Tanto che qualcuno si è chiesto se ancora servono, se hanno ancora un ruolo e un senso i quotidiani.  Arrivano sempre “dopo la notizia”, mettono tutti lo stesso titolo in prima pagina, seguono diligentemente il pensiero unico e il potente di turno, ricalcano in fotocopia le solite sezioni interne: politica interna, esteri, cronaca, economia, sport…. Anche le parole sembrano piene di polvere, perché il linguaggio giornalistico, invece di arricchirsi, si è impoverito.  Il vocabolario dei quotidiani registra e riproduce quello del sottobosco politico e della chiacchiera televisiva, oppure insegue inutilmente la grande nuvola confusa del web.

Periscopio propone un nuovo modo di essere giornale, di fare informazione. di accostare Alto e Basso, di rapportarsi al proprio pubblico. Rompe compartimenti stagni delle sezioni tradizionali di quotidiani. Accoglie e dà riconosce uguale dignità a tutti i generi e tutti linguaggi: così in primo piano ci può essere una notizia, un commento, ma anche una poesia o una vignetta.  Abbandona la rincorsa allo scoop, all’intervista esclusiva, alla firma illustre, proponendo quella che abbiamo chiamato “informazione verticale”: entrare cioè nelle  “cose che accadono fuori e dentro di noi”, denunciare Il Vecchio che resiste e raccontare Il Nuovo che germoglia, stare dalla parte dei diritti e denunciare la diseguaglianza che cresce in Italia e nel mondo. .

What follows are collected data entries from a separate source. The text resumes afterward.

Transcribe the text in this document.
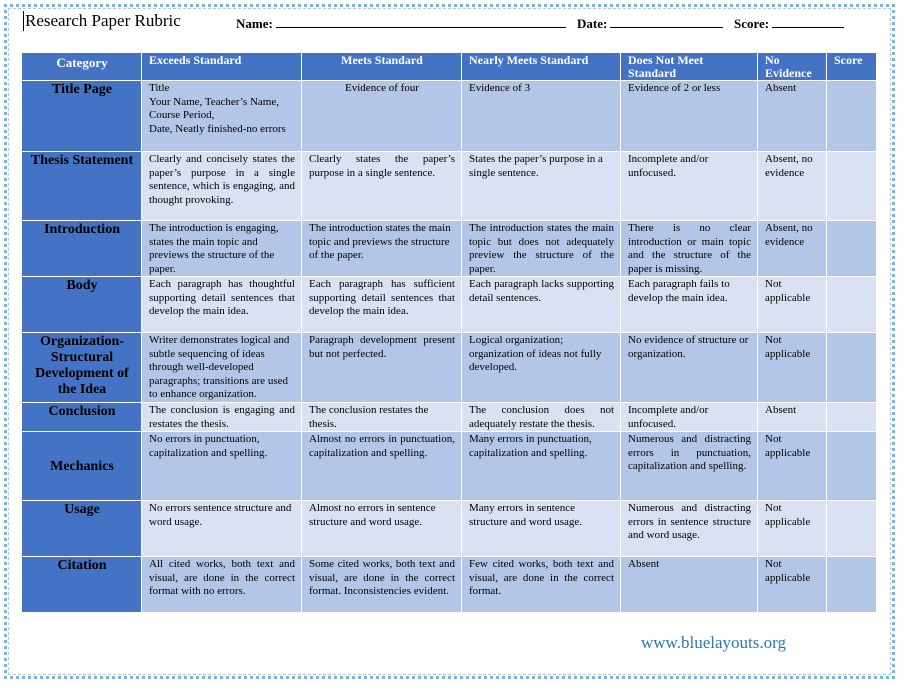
Research Paper Rubric	Name:	Date:	Score:
Category	Exceeds Standard	Meets Standard	Nearly Meets Standard	Does Not Meet Standard	No Evidence	Score
Title Page	Title
Your Name, Teacher’s Name, Course Period,
Date, Neatly finished-no errors	Evidence of four	Evidence of 3	Evidence of 2 or less	Absent	
Thesis Statement	Clearly and concisely states the paper’s purpose in a single sentence, which is engaging, and thought provoking.	Clearly states the paper’s purpose in a single sentence.	States the paper’s purpose in a single sentence.	Incomplete and/or unfocused.	Absent, no evidence	
Introduction	The introduction is engaging, states the main topic and previews the structure of the paper.	The introduction states the main topic and previews the structure of the paper.	The introduction states the main topic but does not adequately preview the structure of the paper.	There is no clear introduction or main topic and the structure of the paper is missing.	Absent, no evidence	
Body	Each paragraph has thoughtful supporting detail sentences that develop the main idea.	Each paragraph has sufficient supporting detail sentences that develop the main idea.	Each paragraph lacks supporting detail sentences.	Each paragraph fails to develop the main idea.	Not applicable	
Organization-Structural Development of the Idea	Writer demonstrates logical and subtle sequencing of ideas through well-developed paragraphs; transitions are used to enhance organization.	Paragraph development present but not perfected.	Logical organization; organization of ideas not fully developed.	No evidence of structure or organization.	Not applicable	
Conclusion	The conclusion is engaging and restates the thesis.	The conclusion restates the thesis.	The conclusion does not adequately restate the thesis.	Incomplete and/or unfocused.	Absent	
Mechanics	No errors in punctuation, capitalization and spelling.	Almost no errors in punctuation, capitalization and spelling.	Many errors in punctuation, capitalization and spelling.	Numerous and distracting errors in punctuation, capitalization and spelling.	Not applicable	
Usage	No errors sentence structure and word usage.	Almost no errors in sentence structure and word usage.	Many errors in sentence structure and word usage.	Numerous and distracting errors in sentence structure and word usage.	Not applicable	
Citation	All cited works, both text and visual, are done in the correct format with no errors.	Some cited works, both text and visual, are done in the correct format. Inconsistencies evident.	Few cited works, both text and visual, are done in the correct format.	Absent	Not applicable	
www.bluelayouts.org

Con il quotidiano di ieri, così si diceva, oggi ci si incarta il pesce. Non Periscopio, la sua “informazione verticale” non invecchia mai e dal nostro archivio di quasi 50.000 articoli (disponibile gratuitamente) si pescano continuamente contenuti utili per integrare le ultime notizie uscite. Non troverete mai, come succede in quasi tutti i quotidiani on line,  le prime tre righe dell’articolo in chiaro… e una piccola tassa per poter leggere tutto il resto.

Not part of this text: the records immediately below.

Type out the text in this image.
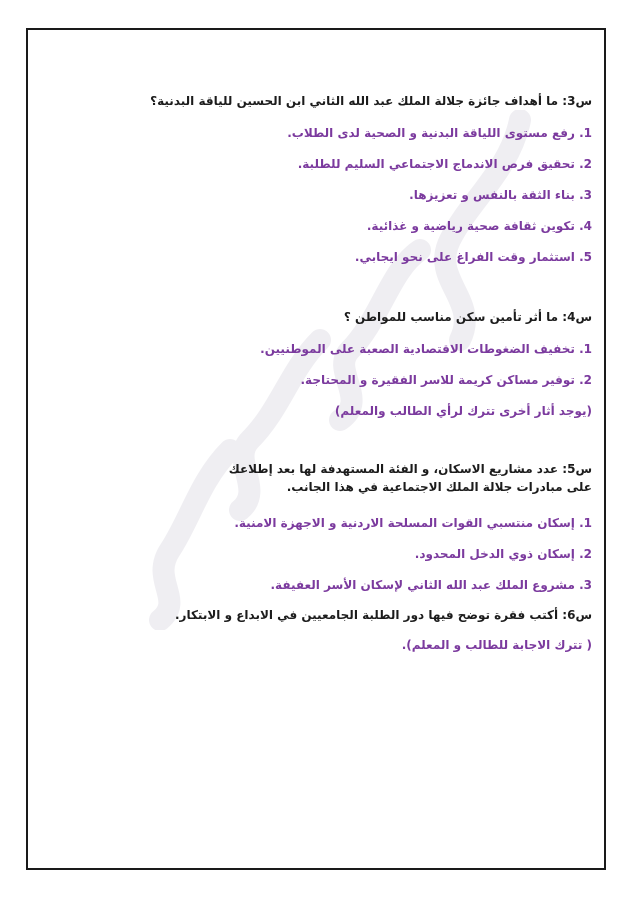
س3: ما أهداف جائزة جلالة الملك عبد الله الثاني ابن الحسين للياقة البدنية؟
1. رفع مستوى اللياقة البدنية و الصحية لدى الطلاب.
2. تحقيق فرص الاندماج الاجتماعي السليم للطلبة.
3. بناء الثقة بالنفس و تعزيزها.
4. تكوين ثقافة صحية رياضية و غذائية.
5. استثمار وقت الفراغ على نحو ايجابي.
س4: ما أثر تأمين سكن مناسب للمواطن ؟
1. تخفيف الضغوطات الاقتصادية الصعبة على الموطنيين.
2. توفير مساكن كريمة للاسر الفقيرة و المحتاجة.
(يوجد أثار أخرى تترك لرأي الطالب والمعلم)
س5: عدد مشاريع الاسكان، و الفئة المستهدفة لها بعد إطلاعك على مبادرات جلالة الملك الاجتماعية في هذا الجانب.
1. إسكان منتسبي القوات المسلحة الاردنية و الاجهزة الامنية.
2. إسكان ذوي الدخل المحدود.
3. مشروع الملك عبد الله الثاني لإسكان الأسر العفيفة.
س6: أكتب فقرة توضح فيها دور الطلبة الجامعيين في الابداع و الابتكار.
( تترك الاجابة للطالب و المعلم).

Sembra una frase retorica ma non lo è: “Periscopio è un giornale senza padrini e senza padroni”. Siamo orgogliosamente antifascisti, pacifisti, nonviolenti, femministi, ambientalisti. Crediamo nella Sinistra (anche se la Sinistra non crede più a se stessa), ma non apparteniamo a nessuna casa politica, non fiancheggiamo nessun partito e nessun leader. Anzi, diffidiamo dei leader e dei capipopolo, perfino degli eroi. Non ci piacciono i muri, quelli materiali come  quelli immateriali, frutto del pregiudizio e dell’egoismo. Ci piace “il popolo” (quello scritto in Costituzione) e vorremmo cancellare “la nazione”, premessa di ogni guerra e  di ogni violenza.

Periscopio è quindi un giornale popolare, non nazionalpopolare. Un quotidiano “generalista”,  scritto per essere letto da tutti (“quelli che hanno letto milioni di libri o che non sanno nemmeno parlare” F. De Gregori), da tutti quelli che coltivano la curiosità, e non dalle elites, dai circoli degli addetti ai lavori, dagli intellettuali del vuoto e della chiacchiera.